Погрузившийся на дно подводный аппарат попадает в поле постоянного наблюдения с поверхности (как в воздухе сопровождаемый радаром самолет) и через акустическую станцию подводной связи (TUUX) получает данные о своем местоположении. Между экипажем на поверхности и подводниками устанавливается постоянная связь, которая позволяет в случае надобности скорректировать маршруты, проходящие вдоль дна, и обеспечивает оперативность действий.
В принципе этот процесс прост, но потребовалось полтора года для того, чтобы овладеть им на практике и сделать эффективным.
При погружениях ставилась задача измерения и регистрации определенного числа параметров, позволяющих по возвращении на поверхность как можно более точно воссоздать условия, в которых работал подводный аппарат, и, возможно, сделать интересные сопоставления.

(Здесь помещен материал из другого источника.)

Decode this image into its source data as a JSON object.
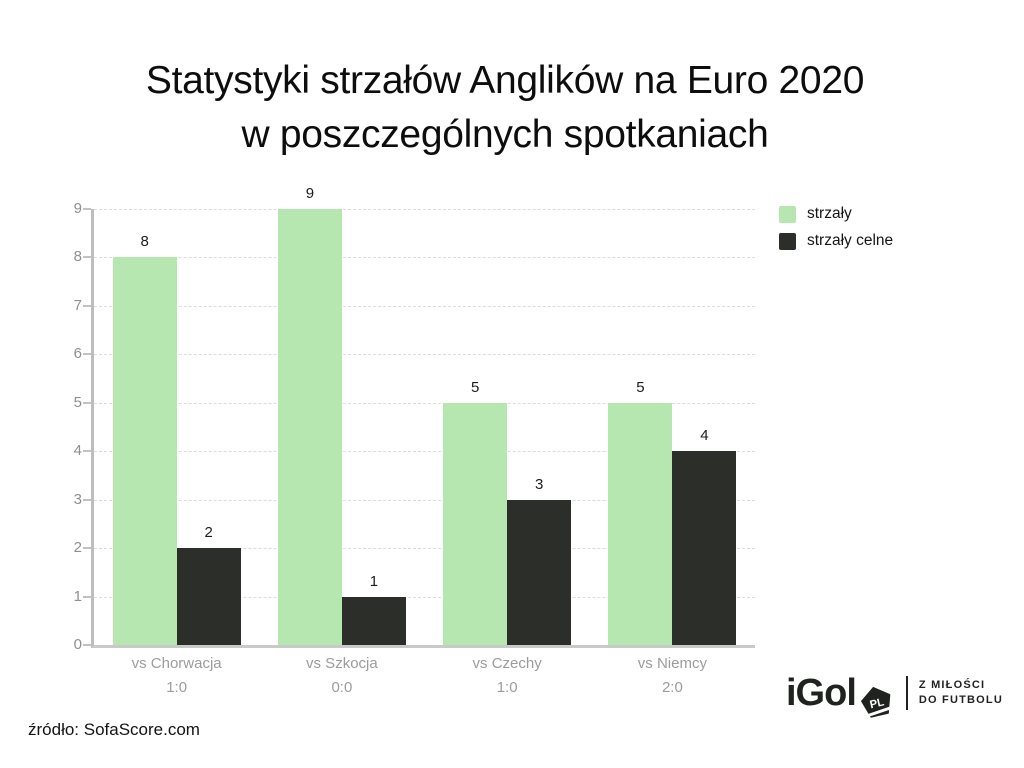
{
  "title": {
    "line1": "Statystyki strzałów Anglików na Euro 2020",
    "line2": "w poszczególnych spotkaniach"
  },
  "chart_data": {
    "type": "bar",
    "categories": [
      "vs Chorwacja",
      "vs Szkocja",
      "vs Czechy",
      "vs Niemcy"
    ],
    "category_scores": [
      "1:0",
      "0:0",
      "1:0",
      "2:0"
    ],
    "series": [
      {
        "name": "strzały",
        "color": "#b7e7b0",
        "values": [
          8,
          9,
          5,
          5
        ]
      },
      {
        "name": "strzały celne",
        "color": "#2c2e2a",
        "values": [
          2,
          1,
          3,
          4
        ]
      }
    ],
    "ylim": [
      0,
      9
    ],
    "yticks": [
      0,
      1,
      2,
      3,
      4,
      5,
      6,
      7,
      8,
      9
    ],
    "grid": "horizontal-dashed",
    "legend_position": "top-right",
    "bar_value_labels": true
  },
  "source": "źródło: SofaScore.com",
  "logo": {
    "brand": "iGol",
    "badge": "PL",
    "tagline_line1": "Z MIŁOŚCI",
    "tagline_line2": "DO FUTBOLU"
  }
}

В числе параметров регистрировались: курс аппарата, его наклонение по отношению к плоскости горизонта, температура за бортом, мгновенная скорость, высота над уровнем грунта. На борту аппарата находилась небольшая установка для сбора информации, полученной от измерительных приборов. Информация регистрировалась на магнитофонную ленту в кодированном виде. Дискретность этой регистрации задавалась часовым механизмом, установленным внутри подводного аппарата. По возвращении на поверхность кассету с записью кодовых данных можно было расшифровать в специальной установке с выходом печатного текста.
Очень важно было также заснять дно в зоне погружений на фото- и кинопленку. Это делалось так. На корпусе гондолы в специальных боксах, способных выдержать внешнее давление, устанавливались фото- и киноаппараты, заряженные цветными и черно-белыми пленками. В момент съемки научный наблюдатель синхронно включал электронную подсветку. Пленки, рассчитанные на 500 кадров, можно было просмотреть по возвращении на поверхность. Для этой цели на надводном судне предусматривалась фотолаборатория.
В распоряжении ученых имелись и другие аппараты, располагавшиеся внутри гондолы, и в случае необходимости ими можно было фотографировать через иллюминатор, что мастерски делали американцы, в частности Боб Баллард.